Thursday, March 19, 2020

Lord Dholakia's campaign to raise the age of criminal responsibility

The BBC play Responsible Child, shown just before Christmas, questioned the low age of criminal responsibility in Britain and in particular our practice of trying children as young as 10 in front of a jury as though they were adults.

This is a cause the Liberal Democrat peer Lord Dholakia has long been fighting. Before the general election was called he had succeeded in taking a bill through the Lords to raise the age of criminal responsibility to 12 and he has promised to continue this campaign.

Here he is moving the second reading of his bill in September 2017 and talking about the trial of the killers of James Bulger:
Most foreign commentators were amazed that children of that age should be tried in an adult Crown Court. They questioned whether such young children could really understand the complexities of a lengthy criminal prosecution and trial; whether they should have appeared in the full glare of media coverage; whether they understood all the issues and the language of the trial; whether they could give sensible instructions to their lawyers; and whether their decision not to give evidence was simply because they were frightened of speaking in such a setting. 
Even though some changes have been made to court processes involving children since then, it remains true that exposing such young children to a criminal trial is no way to achieve justice. 
The scene from Responsible Child above - click on the image to go to a video on Twitter - conveys well the absurdity of pretending that a traumatised child can participate meaningfully in his own trial.

It is also reminds us how good the performance by the young lead, Billy Barratt, was.

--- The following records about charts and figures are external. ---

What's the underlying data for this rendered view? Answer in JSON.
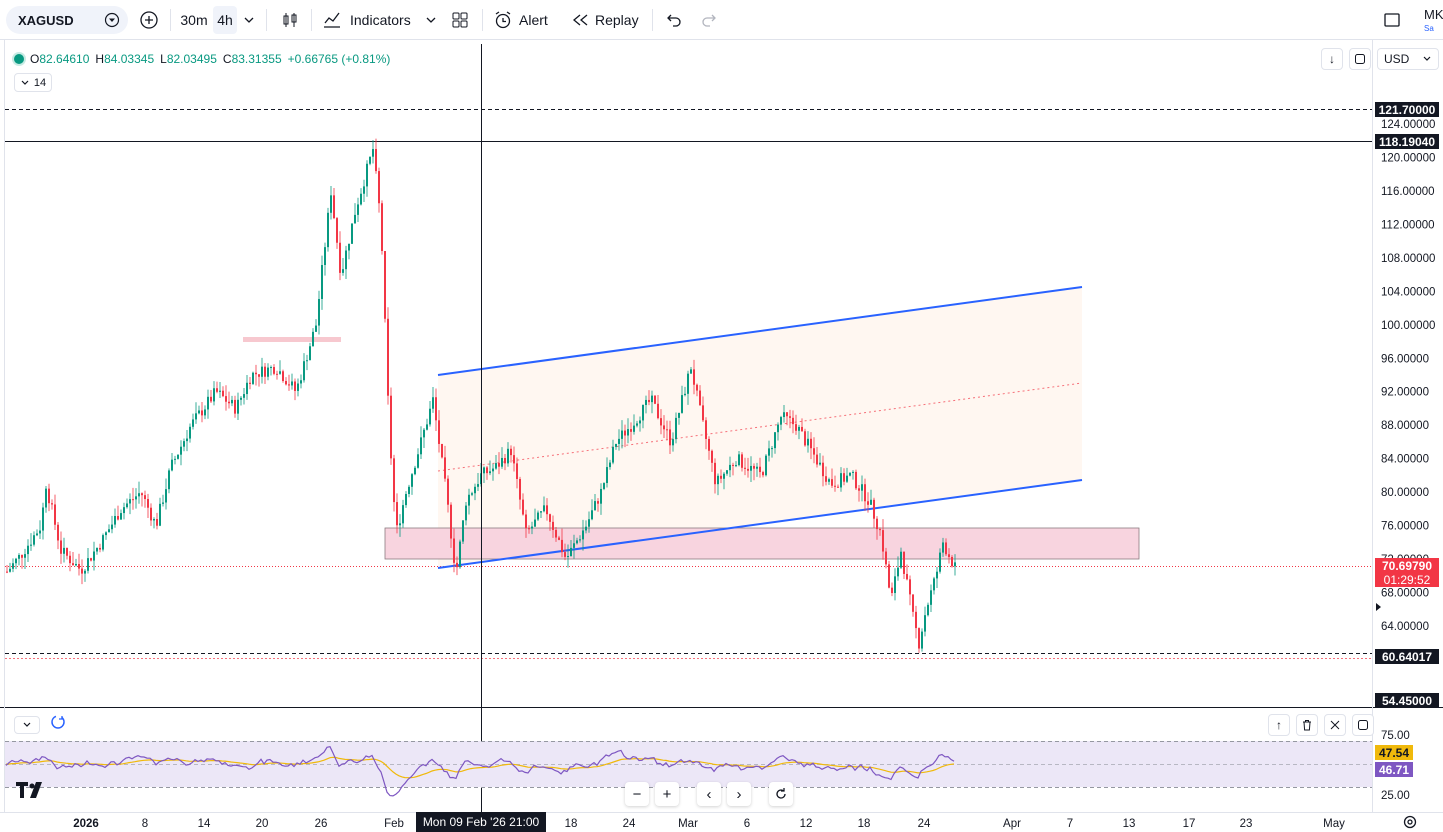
{
  "toolbar": {
    "symbol": "XAGUSD",
    "intervals": [
      "30m",
      "4h"
    ],
    "active_interval": "4h",
    "indicators_label": "Indicators",
    "alert_label": "Alert",
    "replay_label": "Replay",
    "account_initials": "MK",
    "account_sub": "Sa"
  },
  "legend": {
    "open_key": "O",
    "open": "82.64610",
    "high_key": "H",
    "high": "84.03345",
    "low_key": "L",
    "low": "82.03495",
    "close_key": "C",
    "close": "83.31355",
    "change": "+0.66765 (+0.81%)",
    "collapse_value": "14"
  },
  "currency": "USD",
  "price_axis": {
    "ticks": [
      "124.00000",
      "120.00000",
      "116.00000",
      "112.00000",
      "108.00000",
      "104.00000",
      "100.00000",
      "96.00000",
      "92.00000",
      "88.00000",
      "84.00000",
      "80.00000",
      "76.00000",
      "72.00000",
      "68.00000",
      "64.00000"
    ],
    "tick_values": [
      124,
      120,
      116,
      112,
      108,
      104,
      100,
      96,
      92,
      88,
      84,
      80,
      76,
      72,
      68,
      64
    ],
    "badges": {
      "level_high": "121.70000",
      "level_top": "118.19040",
      "current_price": "70.69790",
      "countdown": "01:29:52",
      "level_low": "60.64017",
      "level_bottom": "54.45000"
    }
  },
  "rsi_axis": {
    "ticks": [
      "75.00",
      "25.00"
    ],
    "badges": {
      "rsi_ma": "47.54",
      "rsi": "46.71"
    }
  },
  "time_axis": {
    "labels": [
      "2026",
      "8",
      "14",
      "20",
      "26",
      "Feb",
      "18",
      "24",
      "Mar",
      "6",
      "12",
      "18",
      "24",
      "Apr",
      "7",
      "13",
      "17",
      "23",
      "May"
    ],
    "crosshair": "Mon 09 Feb '26   21:00"
  },
  "colors": {
    "up": "#089981",
    "down": "#f23645",
    "channel_line": "#2962ff",
    "zone_fill": "#f8d4df",
    "rsi_line": "#7e57c2",
    "rsi_ma": "#f0b90b",
    "rsi_band": "#ece7f7"
  },
  "chart_data": {
    "type": "candlestick",
    "symbol": "XAGUSD",
    "interval": "4h",
    "horizontal_levels": [
      121.7,
      118.1904,
      60.64017,
      54.45
    ],
    "current_price": 70.6979,
    "price_range": [
      54,
      126
    ],
    "support_zone": [
      71.5,
      75
    ],
    "channel_upper": [
      [
        92.0,
        102.0
      ]
    ],
    "channel_lower": [
      [
        70.5,
        80.3
      ]
    ],
    "rsi": {
      "value": 46.71,
      "ma": 47.54,
      "upper": 75,
      "lower": 25
    },
    "ohlc_last_hovered": {
      "open": 82.6461,
      "high": 84.03345,
      "low": 82.03495,
      "close": 83.31355
    }
  }
}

Judging by Twitter, his emotional scenes towards the end of the play made the nation cry, but here he is beautifully understated.

If you read Lord Dholakia's speech in full - the whole debate is worth reading - you will find that he says:
A 30 year-old with the mental age of a 10 year-old child would probably be regarded as unfit to plead, so why do we see a child of 10 as capable of participating in the criminal justice process?
I suspect he and the writer of Responsible Child had spoken to the same experts.